1498 - The extensive possessions of the MacLeans of Duart are made into a barony for a later Lachlan Maclean by King James IV.
1568 - Hector Mor, builder of the two storey range against the SE curtain walls dies.
1580's - Hector's grandson Sir Lachlan continues the development of the stronghold and in particular its domestic buildings by adding a further NE range joining his grandfathers range with the tower house.
1640's - Whilst Sir Lachlan MacLean is away supporting Montrose's campaign, the Campbells invade Mull and besiege Duart Castle. The stronghold withstands the siege until General Leslie arrives with his army.
1653 - The castle is surrendered without a fight to Colonel Cobbett and is garrisoned for Cromwell.

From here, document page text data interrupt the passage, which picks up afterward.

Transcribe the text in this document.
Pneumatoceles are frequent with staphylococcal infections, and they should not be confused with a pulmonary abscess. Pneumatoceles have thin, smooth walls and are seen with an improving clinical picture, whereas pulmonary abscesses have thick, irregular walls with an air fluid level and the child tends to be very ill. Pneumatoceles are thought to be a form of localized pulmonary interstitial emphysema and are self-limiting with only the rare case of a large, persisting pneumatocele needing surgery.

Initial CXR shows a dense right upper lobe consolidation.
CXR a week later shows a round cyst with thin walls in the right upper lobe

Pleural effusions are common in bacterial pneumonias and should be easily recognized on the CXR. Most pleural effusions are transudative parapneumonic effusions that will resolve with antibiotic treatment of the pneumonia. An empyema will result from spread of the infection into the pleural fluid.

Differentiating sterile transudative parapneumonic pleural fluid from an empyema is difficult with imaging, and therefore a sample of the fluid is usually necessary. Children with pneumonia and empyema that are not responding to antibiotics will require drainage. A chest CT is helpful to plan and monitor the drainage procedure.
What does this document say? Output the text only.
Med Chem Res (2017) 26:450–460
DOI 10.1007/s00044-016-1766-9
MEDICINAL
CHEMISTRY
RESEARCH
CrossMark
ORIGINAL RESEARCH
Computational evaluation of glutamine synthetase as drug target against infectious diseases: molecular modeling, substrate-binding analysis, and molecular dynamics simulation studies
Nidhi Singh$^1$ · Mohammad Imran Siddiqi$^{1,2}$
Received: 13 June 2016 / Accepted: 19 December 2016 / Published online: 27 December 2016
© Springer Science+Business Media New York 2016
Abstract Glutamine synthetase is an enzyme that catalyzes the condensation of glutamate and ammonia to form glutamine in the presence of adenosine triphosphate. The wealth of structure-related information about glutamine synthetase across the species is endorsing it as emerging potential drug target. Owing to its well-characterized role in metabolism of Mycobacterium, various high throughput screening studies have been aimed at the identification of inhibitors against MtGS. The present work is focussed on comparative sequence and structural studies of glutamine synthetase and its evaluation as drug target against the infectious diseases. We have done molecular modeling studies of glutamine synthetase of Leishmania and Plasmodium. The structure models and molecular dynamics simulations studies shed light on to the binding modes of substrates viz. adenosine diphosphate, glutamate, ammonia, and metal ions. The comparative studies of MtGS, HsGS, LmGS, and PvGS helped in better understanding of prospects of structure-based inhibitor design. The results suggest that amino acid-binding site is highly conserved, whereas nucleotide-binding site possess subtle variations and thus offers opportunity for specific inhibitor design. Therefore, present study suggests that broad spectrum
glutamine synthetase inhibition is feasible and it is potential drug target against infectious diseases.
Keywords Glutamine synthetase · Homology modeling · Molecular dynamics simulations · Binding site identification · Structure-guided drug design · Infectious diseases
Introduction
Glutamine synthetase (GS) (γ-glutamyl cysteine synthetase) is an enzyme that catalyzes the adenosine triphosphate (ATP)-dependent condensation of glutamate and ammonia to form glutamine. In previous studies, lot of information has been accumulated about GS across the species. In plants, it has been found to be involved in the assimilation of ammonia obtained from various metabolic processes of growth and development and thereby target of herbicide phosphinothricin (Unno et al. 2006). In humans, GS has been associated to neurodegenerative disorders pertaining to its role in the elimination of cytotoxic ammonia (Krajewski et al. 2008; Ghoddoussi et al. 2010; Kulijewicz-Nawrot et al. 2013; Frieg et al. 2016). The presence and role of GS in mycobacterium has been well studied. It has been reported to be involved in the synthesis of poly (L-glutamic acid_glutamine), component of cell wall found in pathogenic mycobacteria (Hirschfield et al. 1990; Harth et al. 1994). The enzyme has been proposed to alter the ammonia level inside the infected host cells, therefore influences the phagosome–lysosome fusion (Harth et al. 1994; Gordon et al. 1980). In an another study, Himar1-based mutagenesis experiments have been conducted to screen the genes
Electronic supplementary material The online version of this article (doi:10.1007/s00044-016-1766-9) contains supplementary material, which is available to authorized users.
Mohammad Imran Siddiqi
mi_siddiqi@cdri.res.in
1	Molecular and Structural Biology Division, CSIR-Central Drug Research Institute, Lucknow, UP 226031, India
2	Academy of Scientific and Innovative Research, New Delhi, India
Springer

1674 - Despite being impoverished by the recent wars, Sir Allan MacLean completes the remodelling of the NE range shortly before his death. The estates are lost to Archibald, 9th Earl of Argyll, upon his death despite a show of armed resistance by some of the younger MacLeans.
1680's - The MacLeans recover their castle.
1692 - Sir John's resistance against the powerful Campbell's ends with his exile to France.
1745 - The castle is garrisoned by Hanovarian troops during the years of rebellion.
1748 - A survey reports that for £1,500 worth of repairs the castle can provide barracks for a peace-keeping force of 150 men.
The castle is later sold by the 6th Duke of Argyll and passes to Colonel Campbell of Possil.
1875 - Duart castle is again sold but just 36 years later Fitzroy Maclean, 10th Baronet of Duart, acquires it back and commences restoration of his clan's principle seat and stronghold.
~ Clan chieftan murder & the marooned wife ~
1520's ~ Lachlan Cattanach MacLean of Duart Castle, tiring of his Campbell wife, decides to maroon her on a tidal rock to die. However, before the tide can claim his wife's life and cover his deed, she is spotted by fishermen.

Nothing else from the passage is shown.